Reviewed by Yves Laberge, Université Laval, Canada
Narratives are everywhere, from testimonies and therapeutic discourses to fantasy stories and fairy tales for children. Even consultations with the family doctor usually begin with a narrative by the patient. This impressive volume investigates how these narratives are created, negotiated, and understood. Its contributors follow the theoretical trend that originated in Michael Bamberg and Molly Andrews’s excellent volume, Considering counter-narratives: Narrating, resisting, making sense (Amsterdam: John Benjamins, 2004), in which elements from conversation analysis are used to understand everyday narratives and interactions.
In Ch. 1, the editors state that ‘narration is a specific kind of function-bound verbal interaction, governed by contextualizing devices’ (1). In other words, narration is always a matter of context: it emerges from a context and produces its own context while being shaped and retold. After acknowledging that the term narrative has various meanings in the many disciplines in which it is used, the editors remind us that as a dynamic process, narratives often change—that is, ‘retelling a narrative also means reshaping it’ (9).

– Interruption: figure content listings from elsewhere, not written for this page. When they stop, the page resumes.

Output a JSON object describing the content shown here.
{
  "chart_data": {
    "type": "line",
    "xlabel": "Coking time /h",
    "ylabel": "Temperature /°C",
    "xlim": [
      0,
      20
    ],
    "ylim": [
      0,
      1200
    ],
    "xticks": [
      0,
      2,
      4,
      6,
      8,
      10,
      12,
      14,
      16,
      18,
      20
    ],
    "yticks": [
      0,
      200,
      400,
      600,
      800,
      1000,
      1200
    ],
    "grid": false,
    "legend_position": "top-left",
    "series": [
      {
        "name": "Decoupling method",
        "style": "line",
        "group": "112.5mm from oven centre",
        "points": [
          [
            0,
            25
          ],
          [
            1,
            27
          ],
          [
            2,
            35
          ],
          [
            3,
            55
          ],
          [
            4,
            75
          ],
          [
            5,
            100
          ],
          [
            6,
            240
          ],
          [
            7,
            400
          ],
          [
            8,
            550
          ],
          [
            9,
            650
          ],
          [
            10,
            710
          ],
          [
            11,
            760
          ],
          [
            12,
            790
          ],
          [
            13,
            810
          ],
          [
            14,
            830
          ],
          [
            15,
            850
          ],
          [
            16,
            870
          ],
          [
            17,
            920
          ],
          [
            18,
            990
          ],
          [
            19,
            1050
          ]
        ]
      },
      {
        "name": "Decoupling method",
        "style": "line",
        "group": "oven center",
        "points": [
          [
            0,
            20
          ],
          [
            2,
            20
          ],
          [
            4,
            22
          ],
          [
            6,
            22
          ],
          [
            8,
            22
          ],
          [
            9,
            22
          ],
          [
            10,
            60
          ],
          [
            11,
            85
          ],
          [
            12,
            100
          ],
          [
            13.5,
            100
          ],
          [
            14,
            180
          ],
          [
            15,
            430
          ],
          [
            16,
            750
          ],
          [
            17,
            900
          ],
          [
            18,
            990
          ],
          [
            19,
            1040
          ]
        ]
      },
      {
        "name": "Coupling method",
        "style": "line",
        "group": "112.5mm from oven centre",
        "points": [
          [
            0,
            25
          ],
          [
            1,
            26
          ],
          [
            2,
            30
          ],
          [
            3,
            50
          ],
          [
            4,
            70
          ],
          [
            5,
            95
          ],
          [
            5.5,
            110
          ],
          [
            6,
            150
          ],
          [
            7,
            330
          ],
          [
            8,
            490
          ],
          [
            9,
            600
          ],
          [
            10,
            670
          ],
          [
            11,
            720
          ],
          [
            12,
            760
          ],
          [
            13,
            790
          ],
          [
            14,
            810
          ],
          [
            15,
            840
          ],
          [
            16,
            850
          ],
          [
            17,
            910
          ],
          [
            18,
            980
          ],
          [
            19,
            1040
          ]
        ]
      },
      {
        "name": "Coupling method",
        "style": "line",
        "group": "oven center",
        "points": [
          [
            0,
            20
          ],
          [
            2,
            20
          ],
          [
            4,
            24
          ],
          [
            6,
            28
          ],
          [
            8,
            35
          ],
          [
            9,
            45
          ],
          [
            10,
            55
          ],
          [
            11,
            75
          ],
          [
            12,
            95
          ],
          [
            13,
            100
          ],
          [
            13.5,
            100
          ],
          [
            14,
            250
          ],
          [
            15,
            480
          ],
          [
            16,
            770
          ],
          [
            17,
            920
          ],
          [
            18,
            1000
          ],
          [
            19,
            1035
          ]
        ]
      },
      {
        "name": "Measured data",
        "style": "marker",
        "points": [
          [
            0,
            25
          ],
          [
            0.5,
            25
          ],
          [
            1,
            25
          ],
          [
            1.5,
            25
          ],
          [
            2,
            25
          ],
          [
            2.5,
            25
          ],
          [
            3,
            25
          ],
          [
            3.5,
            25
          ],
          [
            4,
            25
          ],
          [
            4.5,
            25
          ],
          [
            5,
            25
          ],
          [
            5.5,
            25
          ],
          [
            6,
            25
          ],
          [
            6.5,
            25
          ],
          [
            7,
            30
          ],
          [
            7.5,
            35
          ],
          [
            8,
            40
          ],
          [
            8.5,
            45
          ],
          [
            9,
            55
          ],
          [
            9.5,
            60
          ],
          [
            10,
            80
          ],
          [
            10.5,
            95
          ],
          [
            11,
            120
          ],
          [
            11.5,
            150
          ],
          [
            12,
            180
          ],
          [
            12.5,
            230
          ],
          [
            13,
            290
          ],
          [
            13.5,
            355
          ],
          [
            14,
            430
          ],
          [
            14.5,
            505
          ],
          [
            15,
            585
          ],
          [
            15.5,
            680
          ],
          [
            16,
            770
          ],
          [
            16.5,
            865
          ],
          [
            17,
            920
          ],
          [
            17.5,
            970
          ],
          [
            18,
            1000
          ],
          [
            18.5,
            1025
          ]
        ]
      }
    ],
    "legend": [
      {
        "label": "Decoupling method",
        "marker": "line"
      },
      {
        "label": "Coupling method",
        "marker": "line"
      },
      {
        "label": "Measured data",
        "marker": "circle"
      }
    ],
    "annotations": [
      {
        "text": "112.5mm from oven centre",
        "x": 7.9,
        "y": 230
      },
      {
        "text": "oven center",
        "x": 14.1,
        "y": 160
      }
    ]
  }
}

The contributors often take an interdisciplinary approach to narratives. In ‘The “two-puppies” story: The role of narrative in teaching and learning science’, Richard Sohmer and Sarah Michaels focus on students’ participation in after-school activities related to physics, and Rebecca Branner, in ‘Humorous disaster and success stories among female adolescents in Germany’, takes a sociolinguistic approach to narratives produced by a group of teenage girls. ‘The role of metaphor in the narrative co-construction of collaborative experience’, by Vera John-Steiner, Christopher Shank, and Teresa Meehan, ranks among the most insightful papers. The authors draw from Lev Vygotsky’s (Thought and language, Cambridge: MIT Press, 1986) theory of the social grounding of language to define narrative as ‘the culturally given way of organizing and presenting discourse’ (173). Several of the contributors concentrate on the various ways of retelling a narrative. In ‘Interaction in the telling and retelling of interlaced stories: The co-construction of humorous narratives’, Neal R. Norrick explores how some people can create simplified or shorter versions of their personal stories. Additionally, several papers study conversation analysis in foreign languages, including German, Greek, Hungarian, and Italian.
This volume will benefit scholars in various fields, even those outside linguistics: researchers from communication studies to social psychology and education studies will profit from the knowledge in these papers. However, the title of the volume seems a bit vague and a little short. The first words on the back cover would have made an excellent subtitle: ‘Telling stories in conversations’.